Anjos sem Luz: Do Confronto com Deus à Armadura de Amor Próprio
Como a mente autista encara a hierarquia divina? Uma crônica pessoal sobre trauma, negligência familiar e a construção de uma 'armadura de amor'.

Anjos sem Luz
Perdoai-os, Pai, eles não sabem o que fazem
São seres sem luz, não criaturas das trevas
Não encontraram corações que os amem
Mais do que a maldade que os leva
Que importa se roubam seu pão
Ou matam pelo amor tão egoísta?
Mostrai alguém que lhes estenda a mão
Com o trabalho que dignifica e conquista
Dizei palavras de um real incentivo
Na voz de um leal e nobre amigo
E assim tereis mais corações cativos
Segurai-lhes a mão no caminho estreito
Dai-lhes carinho e sempre o vosso abrigo
E vereis um de vossos anjos a dormir no leito
A Lógica Autista e a Hierarquia Divina
Ao reler este poema, dei-me conta do quão “sem noção” de hierarquias sempre fui. Em meus confrontos literários com o Criador, eu o desafiei e o enfrentei com meus argumentos, mas este tem a audácia de ensiná-lo a lidar com suas crias.
O que o poema evidencia, acima de tudo, é um ponto nevrálgico da experiência neurodivergente: a hierarquia social muitas vezes faz menos sentido para a mente autista do que a lógica da justiça. Por isso, Deus pôde ser aconselhado com essa petulância — precursora de tantas outras rechaçadas pelo mundo. Se por muito tempo tive vergonha desse tipo de escrito, desta vez eu ri; não sem recobrar, das profundezas do meu ser, o tipo de piedade que suscitou a escrita original.
Filosofia da Ausência: A Origem do “Mal”
Eu tinha 17 anos quando estabeleci essa distinção filosófica crucial: a maldade humana não seria inerente, mas criada pela ausência de luz, amor e dignidade.
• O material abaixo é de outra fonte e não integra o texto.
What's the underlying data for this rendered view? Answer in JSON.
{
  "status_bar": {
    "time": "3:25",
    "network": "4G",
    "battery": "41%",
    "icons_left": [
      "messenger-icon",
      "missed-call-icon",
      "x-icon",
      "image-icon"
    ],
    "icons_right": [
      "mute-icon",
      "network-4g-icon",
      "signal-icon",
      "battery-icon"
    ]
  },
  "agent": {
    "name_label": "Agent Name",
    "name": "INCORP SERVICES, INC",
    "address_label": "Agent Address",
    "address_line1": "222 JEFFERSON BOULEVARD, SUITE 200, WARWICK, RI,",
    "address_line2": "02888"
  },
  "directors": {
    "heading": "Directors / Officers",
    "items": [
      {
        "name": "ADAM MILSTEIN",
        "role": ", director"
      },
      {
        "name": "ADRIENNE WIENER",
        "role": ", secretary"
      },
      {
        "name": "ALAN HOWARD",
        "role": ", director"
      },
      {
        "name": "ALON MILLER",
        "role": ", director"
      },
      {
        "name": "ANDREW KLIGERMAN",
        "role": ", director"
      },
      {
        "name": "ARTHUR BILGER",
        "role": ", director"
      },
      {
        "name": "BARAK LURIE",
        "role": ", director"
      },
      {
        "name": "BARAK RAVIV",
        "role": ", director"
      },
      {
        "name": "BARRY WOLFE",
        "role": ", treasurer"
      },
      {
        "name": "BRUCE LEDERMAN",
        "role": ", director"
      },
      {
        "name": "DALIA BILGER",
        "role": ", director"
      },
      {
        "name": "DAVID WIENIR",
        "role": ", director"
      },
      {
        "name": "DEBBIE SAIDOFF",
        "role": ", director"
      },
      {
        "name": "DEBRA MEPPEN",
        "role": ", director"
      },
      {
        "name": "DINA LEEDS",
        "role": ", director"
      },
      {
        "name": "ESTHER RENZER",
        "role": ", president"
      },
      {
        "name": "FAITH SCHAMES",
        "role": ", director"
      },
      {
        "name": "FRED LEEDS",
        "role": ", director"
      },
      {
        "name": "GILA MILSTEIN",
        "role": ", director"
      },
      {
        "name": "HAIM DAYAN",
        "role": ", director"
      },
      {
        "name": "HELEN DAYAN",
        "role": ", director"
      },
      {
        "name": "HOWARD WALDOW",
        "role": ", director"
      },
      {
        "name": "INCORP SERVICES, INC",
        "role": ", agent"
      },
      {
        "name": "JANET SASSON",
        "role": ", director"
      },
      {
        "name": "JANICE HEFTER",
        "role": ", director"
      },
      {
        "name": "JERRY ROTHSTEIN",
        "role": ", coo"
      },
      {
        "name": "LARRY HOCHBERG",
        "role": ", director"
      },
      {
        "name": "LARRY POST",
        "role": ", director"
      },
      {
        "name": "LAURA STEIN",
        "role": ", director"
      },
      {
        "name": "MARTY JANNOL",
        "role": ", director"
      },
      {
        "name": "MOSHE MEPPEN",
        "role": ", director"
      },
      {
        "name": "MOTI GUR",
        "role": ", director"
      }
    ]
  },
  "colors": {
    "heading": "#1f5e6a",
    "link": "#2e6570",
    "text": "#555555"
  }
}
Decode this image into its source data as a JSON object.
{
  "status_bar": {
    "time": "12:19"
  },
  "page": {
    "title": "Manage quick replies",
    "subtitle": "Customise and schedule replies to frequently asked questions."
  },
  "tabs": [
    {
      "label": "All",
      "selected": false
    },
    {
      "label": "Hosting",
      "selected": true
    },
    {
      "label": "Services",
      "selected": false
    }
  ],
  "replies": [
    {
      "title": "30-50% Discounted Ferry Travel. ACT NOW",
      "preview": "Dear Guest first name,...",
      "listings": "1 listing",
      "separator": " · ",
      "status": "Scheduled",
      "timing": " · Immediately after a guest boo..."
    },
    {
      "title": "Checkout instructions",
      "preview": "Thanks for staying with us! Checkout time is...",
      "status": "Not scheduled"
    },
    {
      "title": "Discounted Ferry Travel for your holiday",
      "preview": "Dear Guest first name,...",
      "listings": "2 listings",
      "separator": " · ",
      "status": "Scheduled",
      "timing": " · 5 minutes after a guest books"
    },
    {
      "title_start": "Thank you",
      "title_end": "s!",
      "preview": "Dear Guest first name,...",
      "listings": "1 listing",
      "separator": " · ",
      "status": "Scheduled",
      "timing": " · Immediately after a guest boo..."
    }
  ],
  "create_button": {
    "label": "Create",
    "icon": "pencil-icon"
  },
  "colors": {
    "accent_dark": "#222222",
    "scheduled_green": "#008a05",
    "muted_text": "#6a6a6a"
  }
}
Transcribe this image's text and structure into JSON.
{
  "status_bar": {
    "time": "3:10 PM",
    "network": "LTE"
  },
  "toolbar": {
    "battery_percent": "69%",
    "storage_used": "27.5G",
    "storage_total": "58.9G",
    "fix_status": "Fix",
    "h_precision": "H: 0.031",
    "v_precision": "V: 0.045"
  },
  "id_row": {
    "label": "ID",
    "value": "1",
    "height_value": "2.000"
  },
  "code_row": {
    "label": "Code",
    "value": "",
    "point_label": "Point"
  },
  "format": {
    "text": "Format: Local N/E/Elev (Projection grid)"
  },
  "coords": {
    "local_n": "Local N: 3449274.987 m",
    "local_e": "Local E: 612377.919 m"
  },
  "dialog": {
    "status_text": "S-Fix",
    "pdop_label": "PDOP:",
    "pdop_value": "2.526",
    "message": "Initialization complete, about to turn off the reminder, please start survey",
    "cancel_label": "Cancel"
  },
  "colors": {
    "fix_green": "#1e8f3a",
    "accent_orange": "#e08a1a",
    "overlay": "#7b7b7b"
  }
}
Ainda que a ciência conteste esse meu posicionamento hoje — visto que existem distúrbios de personalidade desumanizantes que apresentam, sim, uma natureza perversa —, na época, eu precisava desesperadamente explicar ao Criador que era ausência, e não essência, o que me nivelava por baixo e me vitimizava.
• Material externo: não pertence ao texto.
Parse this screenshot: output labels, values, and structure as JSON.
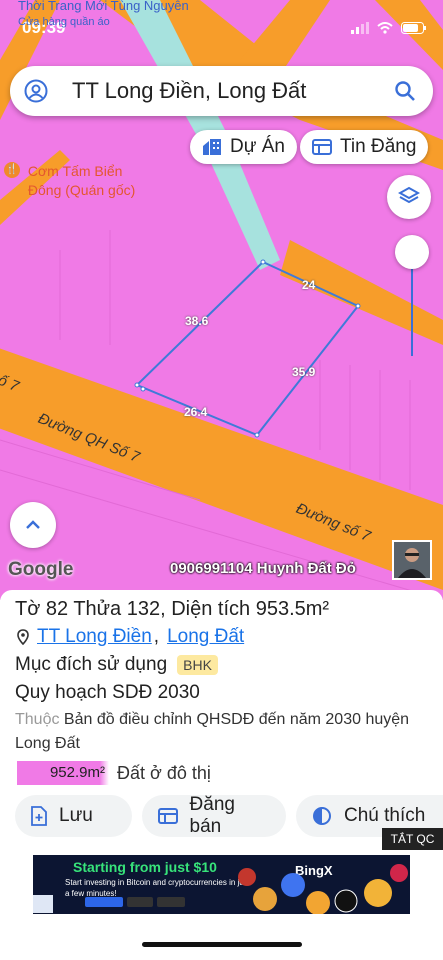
{
  "status_bar": {
    "time": "09:39"
  },
  "poi_top": {
    "name": "Thời Trang Mới Tùng Nguyễn",
    "sub": "Cửa hàng quần áo"
  },
  "search": {
    "query": "TT Long Điền, Long Đất"
  },
  "chips": {
    "projects": "Dự Án",
    "listings": "Tin Đăng"
  },
  "poi_restaurant": {
    "name": "Cơm Tấm Biển Đông (Quán gốc)"
  },
  "parcel_edges": [
    "24",
    "38.6",
    "35.9",
    "26.4"
  ],
  "roads": {
    "qh7": "Đường QH Số 7",
    "so7": "Đường số 7",
    "so7_edge": "ố 7"
  },
  "map_brand": "Google",
  "owner_label": "0906991104 Huynh Đất Đỏ",
  "parcel": {
    "title": "Tờ 82 Thửa 132, Diện tích 953.5m²",
    "town": "TT Long Điền",
    "district": "Long Đất",
    "purpose_label": "Mục đích sử dụng",
    "purpose_code": "BHK",
    "plan": "Quy hoạch SDĐ 2030",
    "belongs_prefix": "Thuộc",
    "belongs_text": "Bản đồ điều chỉnh QHSDĐ đến năm 2030 huyện Long Đất",
    "area_value": "952.9m²",
    "area_type": "Đất ở đô thị"
  },
  "actions": {
    "save": "Lưu",
    "sell": "Đăng bán",
    "legend": "Chú thích"
  },
  "ad": {
    "close": "TẮT QC",
    "headline": "Starting from just $10",
    "sub": "Start investing in Bitcoin and cryptocurrencies in just a few minutes!",
    "brand": "BingX"
  },
  "colors": {
    "land": "#f07ae6",
    "road": "#f79d2a",
    "river": "#a7e2de",
    "parcel": "#3f7ad8",
    "link": "#1a73e8",
    "badge": "#fde9a0"
  }
}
O mal que apontavam em mim era, na verdade, a ausência do amor e da dignidade que eu ansiava. Eu, que vivia na escuridão, sabia que a necessidade induz tanto aos pequenos crimes quanto aos delitos hediondos.
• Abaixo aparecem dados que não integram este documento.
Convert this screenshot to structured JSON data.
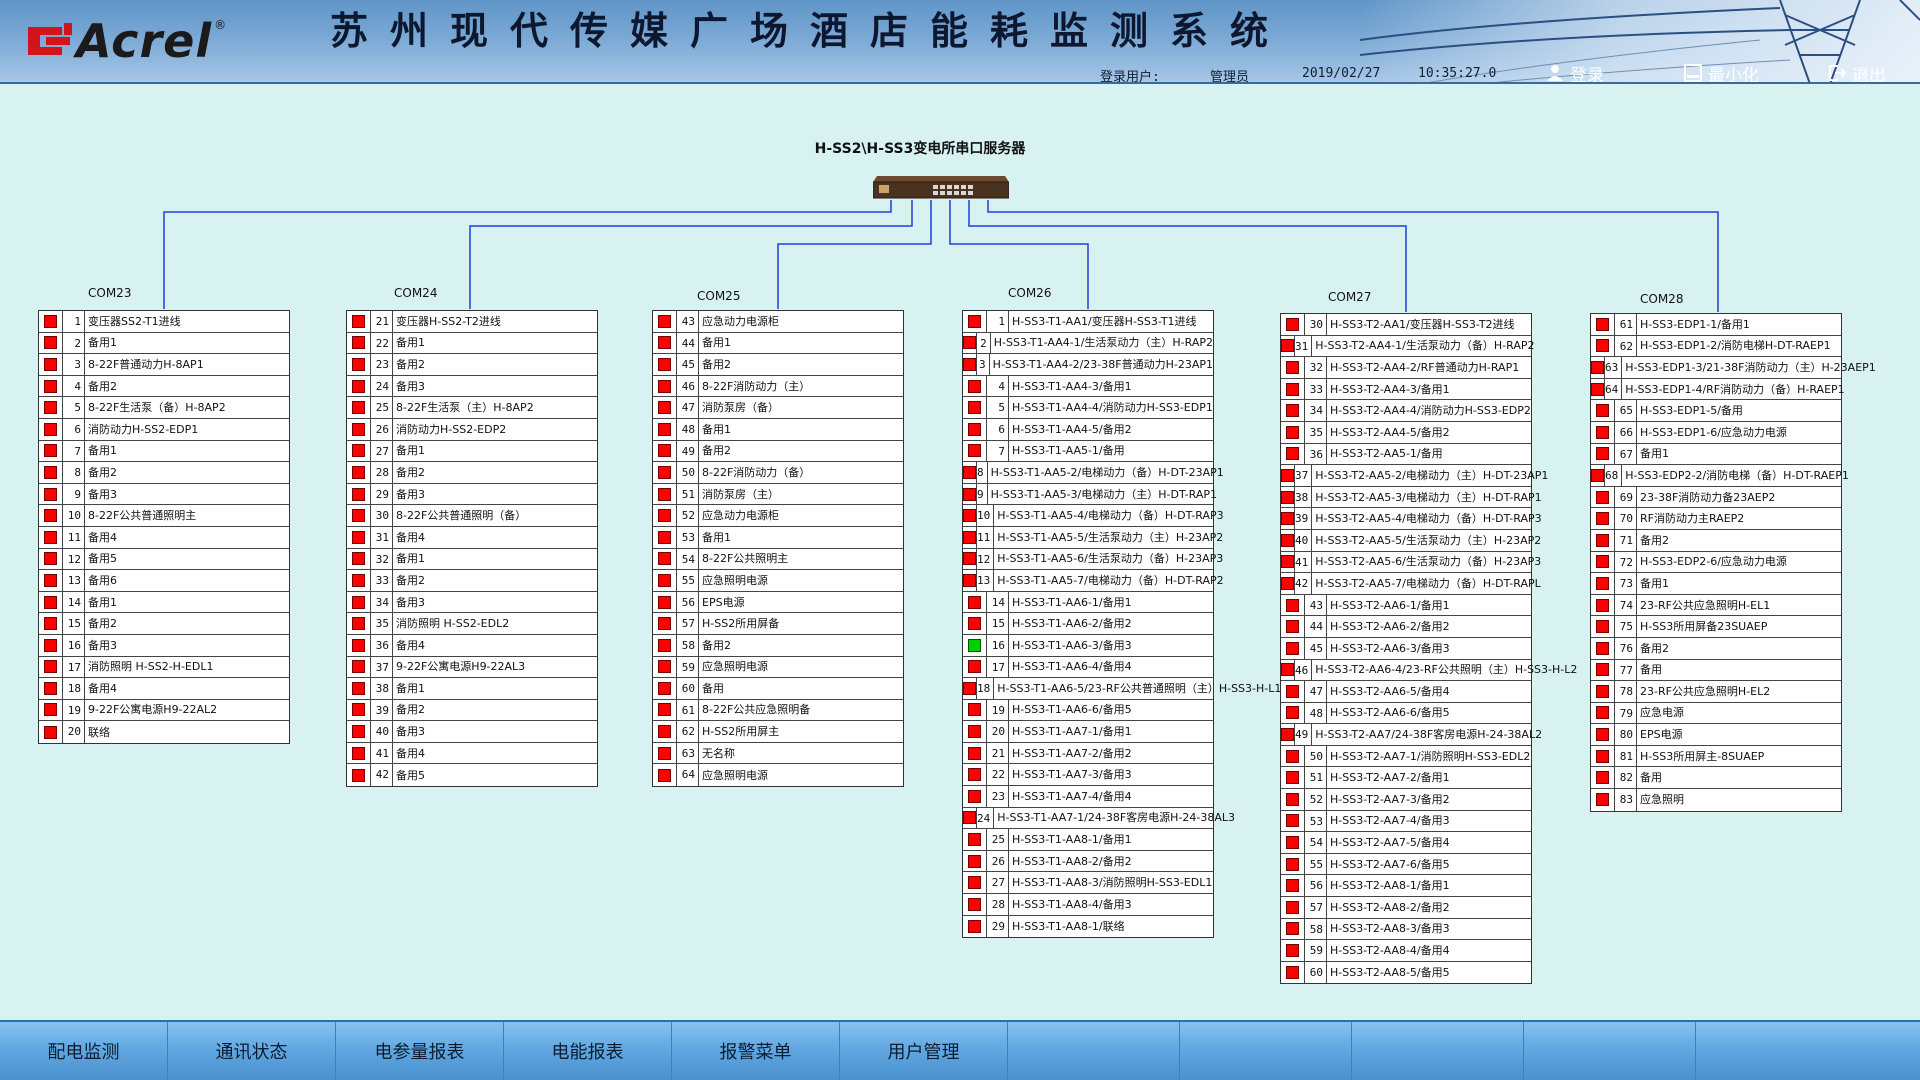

Dinâmica Familiar e Invisibilidade
Eu também tinha em mente meus algozes: aqueles que me negavam o direito de ser. Meus familiares, que deveriam me proteger, não viam em mim utilidade e, consequentemente, não viam minha razão de ser. Enquanto isso, eu acreditava que poderia curá-los do vil egoísmo — que me invisibilizava ou vilanizava — se lhes desse o que eles não me davam.
Tive essa oportunidade cerca de três anos depois e, passadas mais duas décadas, quase caí novamente no “conto do vigário” da família unida e feliz. Ainda assim, nunca pude vilanizar essas pessoas. Na escrita de TEA Menina, mapeei suas dores e lancei holofotes sobre seus transtornos — sem, no entanto, nomeá-los —, justificando, sem desculpar, o mal que causaram.
O Paradoxo da Fé e a Violência Social
Quando ousei ensinar Deus a cuidar dos seus, eu vivia sob o jugo dos ensinamentos cristãos e, carente de pai e mãe, precisava desse diálogo com uma figura paterna. Infelizmente, minha afronta revelou-se falaciosa, uma vez que “os meus” me mostraram, repetidamente, que a cura para a violência social não é apenas o afeto e a oportunidade. Tampouco é a punição. Talvez seja mesmo o perdão.
Por outro lado, eu sou a prova de que a monstruosidade é uma casca criada pela negligência socioafetiva e que, sim, a oportunidade e o afeto são vias de salvação. De algum modo, este Deus que eu afrontava de modo contumaz proveu sempre uma mão amiga e uma voz benigna para me amparar. Ainda assim, não vejo meios de firmar minha posição solitária como um dado efetivo nesse quadro estatístico.
Conclusão: A Armadura de Amor
O poema evidencia que a busca por entender o que está oculto permanece. Lá atrás, eu olhava para o “criminoso” e via um anjo sem luz. Hoje, olho para o “submundo” (Hades) e vejo a complexidade e a dor, sem necessariamente prometer uma “cura” simples, mas sim uma “armadura” — uma proteção feita de amor. Talvez uma proteção que sempre tive, mas não sabia nominar.